I just got back from spending four days at the Aspen Institute's Socrates Society conference in Aspen, Colorado. Many luminaries were present, including Thomas Friedman, Jim Woosley, Nouriel Roubini, and Walter Isaacson. The Socrates Society conferences are unique in that they explore issues by using the Socratic method, so the entire group carries the conversation, which is moderated. My group focused on the relationship between business and government since the 2008-09 financial crisis and the discussion was moderated by Clive Crook of the Financial Times.
Some of our group discussion was devoted to cataloging the many "improbable" causes of the financial crisis, including: the ambiguous status of Fannie and Freddie; financial deregulation; incentives that encouraged risk-taking without accountabilty; financial innovation; rating agencies' relationships with financial sector; tax incentives for borrowing; a culture of debt in the United States; and the assumption that the housing bubble would continue indefinitely. Of course, I also added the global elements of high savings rates in East Asia, the huge demand for US debt in Asia, and the low interests rates that occurred as a consequence. I was surprised that another global factor didn't come up: The demand for American financial products in Europe.
The US financial reform plan was described as having three basic components: 1. new regulations for non-bank financial institutions that were acting like banks; 2. the government category of tier one or "too big to fail" banks, which will become more regulated with stricter capital requirements as well as an "early resolution authority" (the FDIC); 3. the establishment of a consumer finance protection agency, which will tighten mortgage lending. Some gaps in US reform include the lack of action on US regulatory reform complexity and a question about whether local consumer protection may be better than a central US agency. Finally, many people expressed the need for short, plain English contracts that go with loans rather than long, arduous documents with lots of fine print.
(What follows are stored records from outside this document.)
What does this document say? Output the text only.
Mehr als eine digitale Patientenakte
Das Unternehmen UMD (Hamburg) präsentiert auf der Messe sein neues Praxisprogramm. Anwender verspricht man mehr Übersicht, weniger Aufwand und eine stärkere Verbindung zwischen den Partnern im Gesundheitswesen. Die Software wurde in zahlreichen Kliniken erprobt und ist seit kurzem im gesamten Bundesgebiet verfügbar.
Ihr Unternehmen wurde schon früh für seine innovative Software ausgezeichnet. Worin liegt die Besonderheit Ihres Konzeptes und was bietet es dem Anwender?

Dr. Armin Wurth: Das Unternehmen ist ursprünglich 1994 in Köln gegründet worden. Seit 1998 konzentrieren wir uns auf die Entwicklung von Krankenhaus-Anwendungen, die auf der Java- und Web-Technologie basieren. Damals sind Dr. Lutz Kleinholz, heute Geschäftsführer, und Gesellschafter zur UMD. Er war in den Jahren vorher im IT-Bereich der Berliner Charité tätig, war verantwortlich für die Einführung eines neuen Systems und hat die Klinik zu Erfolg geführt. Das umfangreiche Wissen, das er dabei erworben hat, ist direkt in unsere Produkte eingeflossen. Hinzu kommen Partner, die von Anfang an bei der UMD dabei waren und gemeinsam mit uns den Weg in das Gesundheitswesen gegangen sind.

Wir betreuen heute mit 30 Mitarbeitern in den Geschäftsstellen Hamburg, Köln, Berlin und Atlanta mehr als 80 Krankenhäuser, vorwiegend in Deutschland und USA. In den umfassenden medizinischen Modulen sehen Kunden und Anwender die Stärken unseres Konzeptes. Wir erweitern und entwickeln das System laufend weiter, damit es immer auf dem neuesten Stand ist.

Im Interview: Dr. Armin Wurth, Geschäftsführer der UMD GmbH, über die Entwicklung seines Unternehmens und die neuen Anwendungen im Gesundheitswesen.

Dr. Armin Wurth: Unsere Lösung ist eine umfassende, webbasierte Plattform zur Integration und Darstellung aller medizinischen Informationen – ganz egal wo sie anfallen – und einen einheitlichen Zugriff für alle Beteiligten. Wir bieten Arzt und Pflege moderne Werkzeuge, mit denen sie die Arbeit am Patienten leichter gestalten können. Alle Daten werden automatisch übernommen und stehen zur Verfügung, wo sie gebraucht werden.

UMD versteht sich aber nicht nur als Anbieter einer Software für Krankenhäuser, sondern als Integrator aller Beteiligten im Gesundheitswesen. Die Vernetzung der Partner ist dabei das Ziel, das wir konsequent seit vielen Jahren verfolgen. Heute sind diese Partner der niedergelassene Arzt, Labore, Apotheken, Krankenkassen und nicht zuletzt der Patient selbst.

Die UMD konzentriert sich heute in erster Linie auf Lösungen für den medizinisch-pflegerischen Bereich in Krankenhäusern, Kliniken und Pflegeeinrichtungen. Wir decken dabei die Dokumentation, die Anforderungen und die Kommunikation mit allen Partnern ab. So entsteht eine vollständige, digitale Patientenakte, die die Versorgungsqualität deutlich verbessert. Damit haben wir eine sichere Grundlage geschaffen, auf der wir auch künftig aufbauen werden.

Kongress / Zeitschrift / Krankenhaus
A great deal of discussion dealt with the notion of "libertarian paternalism" or soft paternalism. Basically, people were split on the morality of framing questions or "nudging" people to choose what is best for them through, for example, "opt-out" forms at the motor vehicle department. For example, is it ethical to ask people to opt-out (instead of opt-in) of organ donation or participating in 401K schemes? I took the view that framing questions like this is analogous to persuasion along the lines of commercials, public service announcements, or speeches. But some participants complained that this strategy was a "slippery slope" that could lead to abuses; one participant cited an example of a state using the "opt-out" tactic for license plate forms to fund a private party for a foreign dignitary--an example of abuse.
At the end of the three-days of Socratic investigation into business ethics, we turned to corporate social responsibility (CSR). Much of the discussion centered around whether CSR activities should help the corporate bottom line. One person suggested that CSR was OK as long as it improved a company's business. But what about the long-term effects on employee relations, marketing, brand, etc? Most of the discussion about CSR treated corporate responsibility as if it were something separate from the core business model; it seemed to be a dated perspective. To me, the most cutting-edge understanding of CSR is when companies integrate into their business models regulations that ultimately advance a broader, social interest. That's why many people say that companies that are truly responsible don't need a separate CSR department.
The whole experience was extremely rewarding. I felt my time in Aspen sharpened my mental blade and I would recommend it to anyone!